You are given the opportunity to make money by betting a total of 100 bucks on the outcome of two simultaneous matches:

  • Match A is between the Pink team and the Maroon team
  • Match B is between the Brown team and the Cyan team

The Pink team's probability of victory is 40%. The Brown team's probability of victory is 70%. The betting odds are

  • Pink: 7:4
  • Maroon: 2:3
  • Brown: 1:4
  • Cyan: 3:1

How much money do you bet on each team? You do not have to bet all 100 bucks, but your bets must be whole numbers and the total of all five blanks (bets on the four teams and the unbet amount) must sum to 100. There is no single "correct" answer, but there are many "wrong" answers.
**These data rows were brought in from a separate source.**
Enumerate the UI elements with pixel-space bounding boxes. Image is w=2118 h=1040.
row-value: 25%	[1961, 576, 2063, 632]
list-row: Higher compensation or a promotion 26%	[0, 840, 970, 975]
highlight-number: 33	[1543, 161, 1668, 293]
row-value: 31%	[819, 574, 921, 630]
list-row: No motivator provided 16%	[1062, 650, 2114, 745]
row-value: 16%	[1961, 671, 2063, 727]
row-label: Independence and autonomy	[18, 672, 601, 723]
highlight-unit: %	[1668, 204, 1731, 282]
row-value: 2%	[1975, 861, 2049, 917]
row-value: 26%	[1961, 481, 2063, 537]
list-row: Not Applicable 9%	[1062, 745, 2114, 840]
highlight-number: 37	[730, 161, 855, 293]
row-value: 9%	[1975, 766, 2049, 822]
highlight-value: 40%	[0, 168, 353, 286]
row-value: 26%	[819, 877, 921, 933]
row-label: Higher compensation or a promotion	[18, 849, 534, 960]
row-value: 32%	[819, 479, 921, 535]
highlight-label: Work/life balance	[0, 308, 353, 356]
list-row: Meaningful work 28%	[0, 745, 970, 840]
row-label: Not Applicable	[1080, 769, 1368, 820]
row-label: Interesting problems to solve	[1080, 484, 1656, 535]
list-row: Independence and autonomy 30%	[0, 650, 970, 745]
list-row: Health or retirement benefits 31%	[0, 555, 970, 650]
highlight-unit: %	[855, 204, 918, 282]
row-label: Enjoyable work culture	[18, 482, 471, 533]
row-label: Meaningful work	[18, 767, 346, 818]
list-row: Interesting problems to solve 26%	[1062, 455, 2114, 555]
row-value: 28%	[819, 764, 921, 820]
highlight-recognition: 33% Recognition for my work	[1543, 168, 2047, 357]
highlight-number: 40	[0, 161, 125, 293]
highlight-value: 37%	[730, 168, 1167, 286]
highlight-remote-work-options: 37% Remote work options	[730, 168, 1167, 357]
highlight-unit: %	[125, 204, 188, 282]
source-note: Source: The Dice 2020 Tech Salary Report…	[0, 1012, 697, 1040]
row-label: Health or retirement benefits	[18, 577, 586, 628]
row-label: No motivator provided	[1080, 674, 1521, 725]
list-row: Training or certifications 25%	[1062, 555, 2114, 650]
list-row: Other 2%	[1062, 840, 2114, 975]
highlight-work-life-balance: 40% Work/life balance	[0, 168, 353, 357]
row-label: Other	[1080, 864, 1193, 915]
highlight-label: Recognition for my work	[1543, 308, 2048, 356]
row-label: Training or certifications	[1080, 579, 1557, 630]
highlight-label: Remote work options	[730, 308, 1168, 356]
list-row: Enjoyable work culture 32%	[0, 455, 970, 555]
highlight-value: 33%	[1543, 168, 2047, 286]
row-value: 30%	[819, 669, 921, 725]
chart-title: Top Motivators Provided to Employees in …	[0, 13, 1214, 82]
As a reminder, a hypothetical team having 2:7 odds means that if you bet 7 on that team and they win, you get your 7 bucks bet back and win an additional 2 bucks.


My solution

Equation of expected payoff

$$ \left(P+ \frac{7}{4}P\right)0.4 + \left(M + \frac{2}{3}M\right)0.6+\left(B+\frac{1}{4}B\right)0.7+(C+3C)0.3 + R(unbet) $$

By looking at this, I concluded that betting on $B$ is not a good strategy so $B = 0$. Now the problem has become to maximize the following

$$ 1.1P + M + 1.2C + R $$

Since $P+M+C+R = 100$, the final problem has reduced to maximizing $0.1 P + 0.2 C$. Is my approach correct?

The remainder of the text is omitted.